Monday, August 15, 2016
Handling People who add to the Gospel
Question: "Isn't there a Scripture that says, "Avoid men who would teach you the law?"
Answer: Depends what they are teaching about the Law.
Two mathematical equations:
1. Trusting Jesus + X= Justification, being declared righteous, reconciles you to God
If X is necessary to add to faith in order to be saved, then that person is wrong.
Here is what Scripture says about that person-
A. 2 Corinthians 11:1- Paul preached one husband to us, Jesus.
B. Galatians 1, in fact the whole book of Galatians deals with this problem.
C. Galatians 3:10
Paul had a constant battle with this with, what he called, the Judaisers. They taught Jesus + X. Here is what Paul says, when Peter started to get sucked into the pull of their teaching, like the tracking beam of the Death Star, Paul harshly confronted Peter- Galatians 2:11-13.
D. We are justified, made right, reconciled to God through FAITH and not through LAW (Torah)- Romans 3-5. Not through circumcision or even what has through tradition replaced circumcision- namely water baptism. We are saved through faith, from first to last. From first to last, the equation for salvation is Faith in Jesus. He is the door, he is the gate, he is the way, he is the truth, he is the life, he is the living water, he is God's Messiah.
2. Trusting Jesus = Justification, being delcared righteous, reconciles you to God+
we obey the Law in order to worship God.
I see no problem with this.
A. Paul did this, He followed the Law after conversion to Christ.
-Acts 18:18- Paul took a Nazarite vow
-Acts 21:24-26 Paul and some men responded to Jews who complained that Paul taught to turn away from the Law of Moses- Paul did something to show them that he was living in obedience to the Law. He even showed them by fulfilling his Nazarite vow and taking part in the purification rites.
-Acts 25:8 Paul kept the Law, as a believer.
-2 Timothy 3:16 Paul teaches us that the Law is very useful.
B. Gentiles were told to uphold some of the Law in practice. Acts 15:1-35- The Jerusalem Council taught that Goyim (Gentiles) were to keep elements of the Law. In fact, there are parts of the Law, that if we do not obey them, show a stubborn or ignorant heart against the Lord. We are taught not to eat food sacrificed to idols, from blood, from meat of strangled animals, and from sexual immorality. Doing these will not untie our salvation, but will grieve the Lord, and hurt the faith of Jewish people whom the Lord loves, plus other things.

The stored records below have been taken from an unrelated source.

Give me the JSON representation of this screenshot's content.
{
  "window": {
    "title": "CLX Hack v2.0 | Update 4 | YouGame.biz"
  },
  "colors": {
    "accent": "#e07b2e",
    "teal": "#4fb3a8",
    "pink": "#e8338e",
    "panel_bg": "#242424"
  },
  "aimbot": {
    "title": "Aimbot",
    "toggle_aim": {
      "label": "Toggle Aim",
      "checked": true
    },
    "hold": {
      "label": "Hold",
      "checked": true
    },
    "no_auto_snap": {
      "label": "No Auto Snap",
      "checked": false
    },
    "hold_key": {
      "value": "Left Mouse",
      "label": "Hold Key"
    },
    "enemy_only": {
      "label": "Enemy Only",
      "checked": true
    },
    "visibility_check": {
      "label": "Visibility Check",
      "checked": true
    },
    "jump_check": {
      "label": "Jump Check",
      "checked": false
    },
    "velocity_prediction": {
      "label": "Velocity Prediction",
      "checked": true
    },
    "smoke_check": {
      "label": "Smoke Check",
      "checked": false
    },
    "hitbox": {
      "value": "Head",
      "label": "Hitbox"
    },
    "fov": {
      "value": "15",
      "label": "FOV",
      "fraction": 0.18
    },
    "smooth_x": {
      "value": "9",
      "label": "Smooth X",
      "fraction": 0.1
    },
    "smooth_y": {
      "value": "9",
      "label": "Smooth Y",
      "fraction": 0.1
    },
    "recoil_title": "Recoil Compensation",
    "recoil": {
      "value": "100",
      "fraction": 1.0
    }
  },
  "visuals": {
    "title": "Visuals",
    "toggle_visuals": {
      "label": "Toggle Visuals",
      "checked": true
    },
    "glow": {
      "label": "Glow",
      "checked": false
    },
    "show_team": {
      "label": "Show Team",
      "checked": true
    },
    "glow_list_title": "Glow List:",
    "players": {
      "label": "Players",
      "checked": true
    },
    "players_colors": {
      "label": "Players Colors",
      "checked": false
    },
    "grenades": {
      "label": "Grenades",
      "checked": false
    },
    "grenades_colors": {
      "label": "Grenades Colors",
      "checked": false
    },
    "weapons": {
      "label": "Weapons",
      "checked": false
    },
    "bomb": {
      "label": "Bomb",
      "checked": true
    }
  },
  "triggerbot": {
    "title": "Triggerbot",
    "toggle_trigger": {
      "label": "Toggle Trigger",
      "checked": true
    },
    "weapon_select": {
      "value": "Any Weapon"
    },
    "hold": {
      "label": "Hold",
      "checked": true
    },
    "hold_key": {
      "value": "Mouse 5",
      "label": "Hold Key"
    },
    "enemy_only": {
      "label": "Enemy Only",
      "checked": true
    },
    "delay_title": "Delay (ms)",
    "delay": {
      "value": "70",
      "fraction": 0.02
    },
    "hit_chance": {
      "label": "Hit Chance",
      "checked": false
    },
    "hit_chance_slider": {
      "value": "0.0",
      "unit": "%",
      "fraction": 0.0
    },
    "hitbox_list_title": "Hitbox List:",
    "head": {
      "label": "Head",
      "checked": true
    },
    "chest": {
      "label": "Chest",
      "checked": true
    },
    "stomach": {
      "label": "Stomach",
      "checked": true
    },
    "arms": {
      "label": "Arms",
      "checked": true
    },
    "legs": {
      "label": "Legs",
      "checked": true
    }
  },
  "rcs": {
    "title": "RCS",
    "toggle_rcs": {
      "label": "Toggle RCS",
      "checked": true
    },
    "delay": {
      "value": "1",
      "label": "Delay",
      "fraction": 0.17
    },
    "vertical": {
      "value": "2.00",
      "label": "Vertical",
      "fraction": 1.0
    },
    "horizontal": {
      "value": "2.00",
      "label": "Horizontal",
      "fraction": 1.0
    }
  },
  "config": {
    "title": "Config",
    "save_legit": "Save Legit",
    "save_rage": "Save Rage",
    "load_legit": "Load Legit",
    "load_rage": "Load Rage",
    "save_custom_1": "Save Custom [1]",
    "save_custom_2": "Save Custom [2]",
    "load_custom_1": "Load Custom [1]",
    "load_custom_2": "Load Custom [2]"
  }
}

C. Hayesod (A Messianic Jewish community) invites people to follow the Law out of worship, not as a means of salvation.
D. If someone teaches the Law, this is noble, as long as it is not taught as a means of salvation. Who wouldn't want someone to teach us not to murder, steal, worship idols, etc...?
E. Ray VanderLaan is a Christian Rabbi. Ray loves God's Law (Torah). But he is grieved when he hears that people teach the law as a means of salvation. He practices much of the Law, but does not depend on the Law to make him right with God.
Who should we not eat with?
1. 1 Corinthians 5:9-11 (cf. Psalm 1)- If someone claims to be a believer but is immoral, greedy, swindler, idolaterer, sexually immoral, a drunk or slanderer. Do not even eat with such a person.
The first question that comes to my mind is, "How is that loving?" However, the purpose of this is to judge them. To show them that this is wrong, in the hopes that they repent. Often today, people will not respond to this, rather they will "feel judged" and find a more liberal group that does not uphold the umbrella of the word. However, this will not excuse them from being judged by Jesus and the Father. Better to be judged by men than to be judged by God!
2. 2 John 7-10 the person in context here is the gnostic. But certainly, there is a cultural thing here, namely that to eat with someone or to invite them into your house was to show approval, and was to provide for them, strengthening them.
The gnostic taught that Jesus Christ did not come in the flesh.
Why shouldn't we eat with them? To show them that they are wrong. In the hopes that God will show them mercy leading to repentance.